1 Korinthiërs 3:5-9
1 Korinthiërs 3:5-9 Statenvertaling (Importantia edition) (STV)
Wie is dan Paulus, en wie is Apollos, anders dan dienaars, door welke gij geloofd hebt, en dat, gelijk de Heere aan een iegelijk gegeven heeft? Ik heb geplant, Apollos heeft nat gemaakt; maar God heeft den wasdom gegeven. Zo is dan noch hij, die plant, iets, noch hij, die nat maakt, maar God, Die den wasdom geeft. En die plant, en die nat maakt, zijn één; maar een iegelijk zal zijn loon ontvangen naar zijn arbeid. Want wij zijn Gods medearbeiders; Gods akkerwerk, Gods gebouw zijt gij.
1 Korinthiërs 3:5-9 Herziene Statenvertaling (HSV)
Wie is Paulus dan, en wie is Apollos, anders dan dienaren, door wie u tot geloof gekomen bent, en dat zoals de Heere aan ieder van hen gegeven heeft? Ik heb geplant, Apollos heeft begoten, maar God heeft laten groeien. Dus is dan noch hij die plant iets, noch hij die begiet, maar God, Die laat groeien. En hij die plant en hij die begiet, zijn één, maar ieder zal zijn eigen loon ontvangen overeenkomstig zijn eigen inspanning. Want Gods medearbeiders zijn wíj. Gods akker en Gods bouwwerk bent ú.
1 Korinthiërs 3:5-9 NBG-vertaling 1951 (NBG51)
Wat is dan Apollos? Of wat is Paulus? Dienaren, door wie gij tot geloof gekomen zijt, en wel zoals de Here dit aan een ieder geschonken heeft. Ik heb geplant, Apollos heeft begoten, maar God gaf de wasdom. Daarom, noch wie plant, noch wie begiet, betekent iets, maar God, die de wasdom geeft. Wie plant en wie begiet, staan gelijk; alleen zal elk zijn eigen loon krijgen naar zijn eigen werk. Want Gods medearbeiders zijn wij; Gods akker, Gods bouwwerk zijt gij.
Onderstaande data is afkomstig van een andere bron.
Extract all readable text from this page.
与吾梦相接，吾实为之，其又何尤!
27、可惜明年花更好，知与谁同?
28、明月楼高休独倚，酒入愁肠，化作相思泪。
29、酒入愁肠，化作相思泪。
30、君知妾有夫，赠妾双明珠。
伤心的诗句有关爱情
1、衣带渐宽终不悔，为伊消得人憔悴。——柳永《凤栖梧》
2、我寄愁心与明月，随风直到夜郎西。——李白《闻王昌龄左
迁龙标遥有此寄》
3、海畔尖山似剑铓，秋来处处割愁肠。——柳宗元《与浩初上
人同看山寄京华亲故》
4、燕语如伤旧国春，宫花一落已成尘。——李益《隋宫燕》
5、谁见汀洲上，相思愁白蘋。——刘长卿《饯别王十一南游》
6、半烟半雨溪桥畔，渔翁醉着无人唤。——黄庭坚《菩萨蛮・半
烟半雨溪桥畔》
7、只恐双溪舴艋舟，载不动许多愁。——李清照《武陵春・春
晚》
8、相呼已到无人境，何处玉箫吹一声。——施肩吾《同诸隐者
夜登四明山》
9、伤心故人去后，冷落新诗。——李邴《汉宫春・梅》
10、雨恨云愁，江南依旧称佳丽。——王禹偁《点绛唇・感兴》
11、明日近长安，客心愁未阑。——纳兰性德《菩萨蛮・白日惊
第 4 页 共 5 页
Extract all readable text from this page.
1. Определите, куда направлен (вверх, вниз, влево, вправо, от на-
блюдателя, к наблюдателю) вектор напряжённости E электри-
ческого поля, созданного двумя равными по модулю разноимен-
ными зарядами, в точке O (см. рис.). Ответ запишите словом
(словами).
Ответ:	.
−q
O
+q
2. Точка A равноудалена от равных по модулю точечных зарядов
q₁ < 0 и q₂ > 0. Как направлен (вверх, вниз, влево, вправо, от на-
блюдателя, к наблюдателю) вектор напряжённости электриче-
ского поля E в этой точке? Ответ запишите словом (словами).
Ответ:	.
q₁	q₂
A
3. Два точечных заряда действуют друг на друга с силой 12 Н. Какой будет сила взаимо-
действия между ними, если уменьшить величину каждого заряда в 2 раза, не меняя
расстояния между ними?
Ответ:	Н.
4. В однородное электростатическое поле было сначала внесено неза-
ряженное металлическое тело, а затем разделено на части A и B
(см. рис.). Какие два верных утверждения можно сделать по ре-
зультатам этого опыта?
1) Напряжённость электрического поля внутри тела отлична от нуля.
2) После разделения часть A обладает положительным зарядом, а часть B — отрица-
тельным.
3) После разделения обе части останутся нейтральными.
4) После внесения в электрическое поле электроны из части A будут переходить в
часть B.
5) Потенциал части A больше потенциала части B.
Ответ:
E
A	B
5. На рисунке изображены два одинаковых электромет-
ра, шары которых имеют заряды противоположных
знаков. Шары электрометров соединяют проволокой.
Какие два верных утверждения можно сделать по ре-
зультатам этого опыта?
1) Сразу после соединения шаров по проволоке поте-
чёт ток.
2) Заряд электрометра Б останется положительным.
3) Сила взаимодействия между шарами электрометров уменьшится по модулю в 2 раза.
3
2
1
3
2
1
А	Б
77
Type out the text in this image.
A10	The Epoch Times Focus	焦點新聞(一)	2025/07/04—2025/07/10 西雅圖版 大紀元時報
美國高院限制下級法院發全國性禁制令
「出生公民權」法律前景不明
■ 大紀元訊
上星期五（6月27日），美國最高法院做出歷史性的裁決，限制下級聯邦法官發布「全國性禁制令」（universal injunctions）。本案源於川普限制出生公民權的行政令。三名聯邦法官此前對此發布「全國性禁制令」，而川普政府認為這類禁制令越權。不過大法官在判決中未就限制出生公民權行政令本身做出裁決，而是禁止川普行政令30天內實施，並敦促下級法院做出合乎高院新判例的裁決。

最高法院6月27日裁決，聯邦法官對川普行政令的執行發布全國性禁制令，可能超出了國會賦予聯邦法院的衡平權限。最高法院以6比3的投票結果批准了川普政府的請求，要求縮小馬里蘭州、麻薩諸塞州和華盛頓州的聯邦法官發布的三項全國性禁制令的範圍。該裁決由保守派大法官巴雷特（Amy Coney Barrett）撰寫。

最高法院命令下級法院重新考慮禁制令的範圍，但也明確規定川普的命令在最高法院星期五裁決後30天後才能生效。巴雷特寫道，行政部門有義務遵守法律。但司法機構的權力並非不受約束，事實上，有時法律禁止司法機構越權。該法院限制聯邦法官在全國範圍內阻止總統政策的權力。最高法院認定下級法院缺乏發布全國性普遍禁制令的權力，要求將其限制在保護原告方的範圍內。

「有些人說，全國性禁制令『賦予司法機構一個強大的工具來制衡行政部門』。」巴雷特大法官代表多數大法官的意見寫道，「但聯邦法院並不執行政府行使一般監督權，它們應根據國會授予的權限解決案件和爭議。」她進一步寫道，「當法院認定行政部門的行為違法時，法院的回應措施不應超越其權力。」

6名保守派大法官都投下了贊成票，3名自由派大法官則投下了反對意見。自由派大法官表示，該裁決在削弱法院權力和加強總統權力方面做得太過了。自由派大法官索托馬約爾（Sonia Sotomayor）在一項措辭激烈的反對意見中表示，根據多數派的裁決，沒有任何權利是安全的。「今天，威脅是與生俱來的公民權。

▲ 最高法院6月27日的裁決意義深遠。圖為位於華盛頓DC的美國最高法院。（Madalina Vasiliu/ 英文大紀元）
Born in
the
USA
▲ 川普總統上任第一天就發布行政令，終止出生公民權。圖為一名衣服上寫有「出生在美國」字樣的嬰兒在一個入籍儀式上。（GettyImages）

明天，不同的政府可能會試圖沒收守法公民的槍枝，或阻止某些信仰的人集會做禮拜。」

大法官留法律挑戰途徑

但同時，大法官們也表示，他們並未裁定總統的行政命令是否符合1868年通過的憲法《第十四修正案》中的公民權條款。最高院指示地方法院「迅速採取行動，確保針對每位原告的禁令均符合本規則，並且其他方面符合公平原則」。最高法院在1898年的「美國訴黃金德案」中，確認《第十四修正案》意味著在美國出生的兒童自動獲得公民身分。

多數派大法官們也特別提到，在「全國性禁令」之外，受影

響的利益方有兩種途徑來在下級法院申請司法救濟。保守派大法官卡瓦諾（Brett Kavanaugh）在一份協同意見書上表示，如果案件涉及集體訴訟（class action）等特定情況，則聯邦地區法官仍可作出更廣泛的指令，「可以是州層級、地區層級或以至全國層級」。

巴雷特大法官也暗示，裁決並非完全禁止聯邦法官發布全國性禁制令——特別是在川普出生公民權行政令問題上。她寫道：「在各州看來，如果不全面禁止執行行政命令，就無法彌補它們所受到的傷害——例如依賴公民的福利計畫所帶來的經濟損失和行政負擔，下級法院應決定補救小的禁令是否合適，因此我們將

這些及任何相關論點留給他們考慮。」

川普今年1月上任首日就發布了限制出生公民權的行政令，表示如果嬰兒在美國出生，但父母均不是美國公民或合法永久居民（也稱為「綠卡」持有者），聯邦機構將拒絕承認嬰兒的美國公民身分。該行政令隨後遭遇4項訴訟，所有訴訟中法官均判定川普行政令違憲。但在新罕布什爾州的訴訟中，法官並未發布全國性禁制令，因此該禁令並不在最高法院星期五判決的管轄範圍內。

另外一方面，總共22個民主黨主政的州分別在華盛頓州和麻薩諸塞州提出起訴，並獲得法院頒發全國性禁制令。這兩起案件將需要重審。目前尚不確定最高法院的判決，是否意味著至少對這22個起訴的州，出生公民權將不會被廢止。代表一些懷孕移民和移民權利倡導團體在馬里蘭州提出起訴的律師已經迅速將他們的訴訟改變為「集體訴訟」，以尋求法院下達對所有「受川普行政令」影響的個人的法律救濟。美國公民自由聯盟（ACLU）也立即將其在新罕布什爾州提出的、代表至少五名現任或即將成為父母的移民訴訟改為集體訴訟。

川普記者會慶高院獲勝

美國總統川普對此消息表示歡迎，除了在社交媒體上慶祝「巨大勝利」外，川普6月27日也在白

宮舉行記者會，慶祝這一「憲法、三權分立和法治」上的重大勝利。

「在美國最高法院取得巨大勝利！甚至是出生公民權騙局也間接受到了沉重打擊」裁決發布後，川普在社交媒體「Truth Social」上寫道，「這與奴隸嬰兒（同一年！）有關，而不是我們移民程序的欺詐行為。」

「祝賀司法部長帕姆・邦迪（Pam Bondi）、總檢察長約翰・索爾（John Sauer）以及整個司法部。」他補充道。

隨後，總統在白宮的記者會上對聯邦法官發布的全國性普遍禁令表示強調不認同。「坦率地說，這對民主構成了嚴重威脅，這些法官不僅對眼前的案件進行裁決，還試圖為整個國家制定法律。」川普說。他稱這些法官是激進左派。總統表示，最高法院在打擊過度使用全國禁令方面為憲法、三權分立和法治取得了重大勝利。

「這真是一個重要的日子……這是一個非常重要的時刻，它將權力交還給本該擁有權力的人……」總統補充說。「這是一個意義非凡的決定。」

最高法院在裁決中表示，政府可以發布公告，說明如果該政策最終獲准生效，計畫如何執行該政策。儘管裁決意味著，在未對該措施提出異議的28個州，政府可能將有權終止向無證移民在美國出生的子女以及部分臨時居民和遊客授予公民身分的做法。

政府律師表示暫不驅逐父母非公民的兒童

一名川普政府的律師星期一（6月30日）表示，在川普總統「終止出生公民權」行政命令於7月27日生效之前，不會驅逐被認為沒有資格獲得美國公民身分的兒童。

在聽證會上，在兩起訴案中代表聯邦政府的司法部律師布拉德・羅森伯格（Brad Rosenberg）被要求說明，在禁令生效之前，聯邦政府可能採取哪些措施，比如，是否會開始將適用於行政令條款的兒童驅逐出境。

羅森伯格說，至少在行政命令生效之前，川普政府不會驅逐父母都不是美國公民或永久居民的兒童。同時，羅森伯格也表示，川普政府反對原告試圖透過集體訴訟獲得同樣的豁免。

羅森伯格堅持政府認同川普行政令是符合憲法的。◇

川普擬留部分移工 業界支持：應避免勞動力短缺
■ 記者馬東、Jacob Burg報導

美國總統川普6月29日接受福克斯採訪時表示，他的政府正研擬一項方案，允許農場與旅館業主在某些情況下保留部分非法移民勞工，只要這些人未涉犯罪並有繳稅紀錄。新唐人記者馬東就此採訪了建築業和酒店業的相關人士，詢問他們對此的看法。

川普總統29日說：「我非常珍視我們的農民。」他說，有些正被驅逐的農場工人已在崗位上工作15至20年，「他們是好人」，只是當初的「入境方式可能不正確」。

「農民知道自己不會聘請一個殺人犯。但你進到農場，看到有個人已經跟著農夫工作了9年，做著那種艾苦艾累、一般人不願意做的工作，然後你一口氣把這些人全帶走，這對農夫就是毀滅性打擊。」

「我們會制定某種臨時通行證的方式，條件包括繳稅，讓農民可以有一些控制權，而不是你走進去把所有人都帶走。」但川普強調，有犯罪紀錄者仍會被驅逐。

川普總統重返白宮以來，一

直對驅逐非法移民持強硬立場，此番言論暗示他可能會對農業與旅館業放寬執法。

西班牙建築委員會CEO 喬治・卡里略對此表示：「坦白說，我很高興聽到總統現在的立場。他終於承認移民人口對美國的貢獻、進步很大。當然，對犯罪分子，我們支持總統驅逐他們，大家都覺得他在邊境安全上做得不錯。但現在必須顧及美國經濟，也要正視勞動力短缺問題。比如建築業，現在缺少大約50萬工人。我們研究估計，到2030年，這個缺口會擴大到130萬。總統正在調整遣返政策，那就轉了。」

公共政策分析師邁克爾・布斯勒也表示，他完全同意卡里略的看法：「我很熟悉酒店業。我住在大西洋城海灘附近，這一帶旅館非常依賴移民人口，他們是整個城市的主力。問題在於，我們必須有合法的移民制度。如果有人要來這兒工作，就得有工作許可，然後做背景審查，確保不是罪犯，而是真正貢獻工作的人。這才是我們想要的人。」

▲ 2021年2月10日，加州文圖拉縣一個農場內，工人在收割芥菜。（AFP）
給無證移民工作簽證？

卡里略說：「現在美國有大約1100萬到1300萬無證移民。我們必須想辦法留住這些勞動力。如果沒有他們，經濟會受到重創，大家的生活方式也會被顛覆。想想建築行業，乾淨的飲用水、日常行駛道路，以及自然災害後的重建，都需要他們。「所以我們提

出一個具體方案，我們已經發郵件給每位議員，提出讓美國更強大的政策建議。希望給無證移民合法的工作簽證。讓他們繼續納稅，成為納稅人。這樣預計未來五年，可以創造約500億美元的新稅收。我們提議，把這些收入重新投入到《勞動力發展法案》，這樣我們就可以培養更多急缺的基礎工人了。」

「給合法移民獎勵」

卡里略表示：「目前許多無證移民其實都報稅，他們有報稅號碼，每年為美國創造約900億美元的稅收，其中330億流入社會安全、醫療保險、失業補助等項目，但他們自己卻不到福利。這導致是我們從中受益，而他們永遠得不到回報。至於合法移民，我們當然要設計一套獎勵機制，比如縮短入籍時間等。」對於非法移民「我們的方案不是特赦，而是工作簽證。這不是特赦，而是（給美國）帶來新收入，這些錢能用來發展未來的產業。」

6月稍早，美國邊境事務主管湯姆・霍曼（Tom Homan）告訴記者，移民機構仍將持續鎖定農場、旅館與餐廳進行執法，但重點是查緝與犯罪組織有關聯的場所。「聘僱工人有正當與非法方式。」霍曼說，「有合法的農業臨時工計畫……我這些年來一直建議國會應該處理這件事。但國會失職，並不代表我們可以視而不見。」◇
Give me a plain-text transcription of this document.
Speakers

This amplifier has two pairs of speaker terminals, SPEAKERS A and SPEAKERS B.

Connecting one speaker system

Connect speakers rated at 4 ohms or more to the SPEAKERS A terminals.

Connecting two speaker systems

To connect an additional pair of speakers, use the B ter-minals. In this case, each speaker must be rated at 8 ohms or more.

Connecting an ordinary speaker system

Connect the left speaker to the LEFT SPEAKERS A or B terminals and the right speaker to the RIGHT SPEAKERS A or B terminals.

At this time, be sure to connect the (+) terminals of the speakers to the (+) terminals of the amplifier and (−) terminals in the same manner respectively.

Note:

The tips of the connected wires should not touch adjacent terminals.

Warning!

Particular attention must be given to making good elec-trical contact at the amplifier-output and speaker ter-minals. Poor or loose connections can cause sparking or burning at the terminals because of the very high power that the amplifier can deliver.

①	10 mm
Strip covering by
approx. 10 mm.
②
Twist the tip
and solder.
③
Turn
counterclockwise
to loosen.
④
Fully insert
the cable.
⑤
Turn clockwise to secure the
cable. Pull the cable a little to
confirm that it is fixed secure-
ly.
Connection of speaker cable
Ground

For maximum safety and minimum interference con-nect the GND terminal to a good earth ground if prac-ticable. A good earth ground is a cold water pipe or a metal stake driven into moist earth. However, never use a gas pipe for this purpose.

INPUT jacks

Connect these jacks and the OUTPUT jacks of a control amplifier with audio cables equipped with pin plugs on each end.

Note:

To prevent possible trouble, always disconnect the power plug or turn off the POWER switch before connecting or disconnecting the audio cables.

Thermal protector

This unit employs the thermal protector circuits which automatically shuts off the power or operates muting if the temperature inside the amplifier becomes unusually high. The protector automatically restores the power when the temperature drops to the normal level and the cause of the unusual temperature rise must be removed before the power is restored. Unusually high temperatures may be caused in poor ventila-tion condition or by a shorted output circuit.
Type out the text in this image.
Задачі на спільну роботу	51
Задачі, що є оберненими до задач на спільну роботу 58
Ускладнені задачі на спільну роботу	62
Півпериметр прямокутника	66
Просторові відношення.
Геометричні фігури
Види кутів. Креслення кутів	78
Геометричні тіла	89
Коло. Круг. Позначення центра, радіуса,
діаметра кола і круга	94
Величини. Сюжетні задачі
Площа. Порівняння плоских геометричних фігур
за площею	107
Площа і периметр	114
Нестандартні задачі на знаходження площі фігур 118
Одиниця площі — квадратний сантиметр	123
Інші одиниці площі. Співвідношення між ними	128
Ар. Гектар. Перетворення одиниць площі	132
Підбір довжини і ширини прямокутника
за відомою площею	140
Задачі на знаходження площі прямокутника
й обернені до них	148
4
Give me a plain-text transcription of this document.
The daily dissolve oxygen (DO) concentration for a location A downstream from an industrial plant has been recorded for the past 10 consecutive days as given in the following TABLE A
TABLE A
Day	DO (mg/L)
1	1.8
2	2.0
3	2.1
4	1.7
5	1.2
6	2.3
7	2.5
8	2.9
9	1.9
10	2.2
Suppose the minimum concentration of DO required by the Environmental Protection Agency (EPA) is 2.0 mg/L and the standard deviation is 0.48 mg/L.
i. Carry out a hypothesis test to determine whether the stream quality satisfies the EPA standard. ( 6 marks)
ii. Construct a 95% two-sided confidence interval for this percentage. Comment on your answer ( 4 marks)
1 Korinthiërs 3:5-9 Het Boek (HTB)
Wie is Apollos en wie ben ik? God heeft ons willen gebruiken om u tot het geloof in Christus te brengen, ieder van ons zoals de Here het ons opgedragen heeft. Ik heb het geloof in u geplant, Apollos heeft het verder verzorgd, maar alleen God kon het laten groeien. De planter en de verzorger zijn niet belangrijk, maar God wel. Hij geeft de groei. De planter en de verzorger kunnen niet zonder elkaar. Zij krijgen allebei de beloning die hun toekomt, afhankelijk van het werk dat zij deden. Wij zijn Gods medewerkers en u bent Gods akker. Of anders gezegd: Gods gebouw.
1 Korinthiërs 3:5-9 BasisBijbel, de bijbel in makkelijk Nederlands (BB)
Want wat zijn Apollos en Paulus? Gewoon dienaren [ van God ] door wie jullie in Jezus zijn gaan geloven! We hebben allebei het werk gedaan dat we van de Heer moesten doen. Ik heb [ het geloof in jullie hart ] geplant. Apollos heeft [ jullie geloof ] verzorgd. Maar God zorgde voor de groei [ van jullie geloof ]. Daarom is degene die plant niet belangrijk, en degene die verzorgt ook niet. Alleen God is belangrijk, want Hij zorgt voor de groei. Maar de planter en de verzorger zijn wel allebei nodig. En allebei zullen ze hun eigen beloning krijgen voor het werk dat ze hebben gedaan. Zo zijn wij dus Gods medewerkers. En jullie zijn Gods akker [ waarop Híj werkt ]. [ Je zou ook kunnen zeggen: ] Jullie zijn Gods gebouw.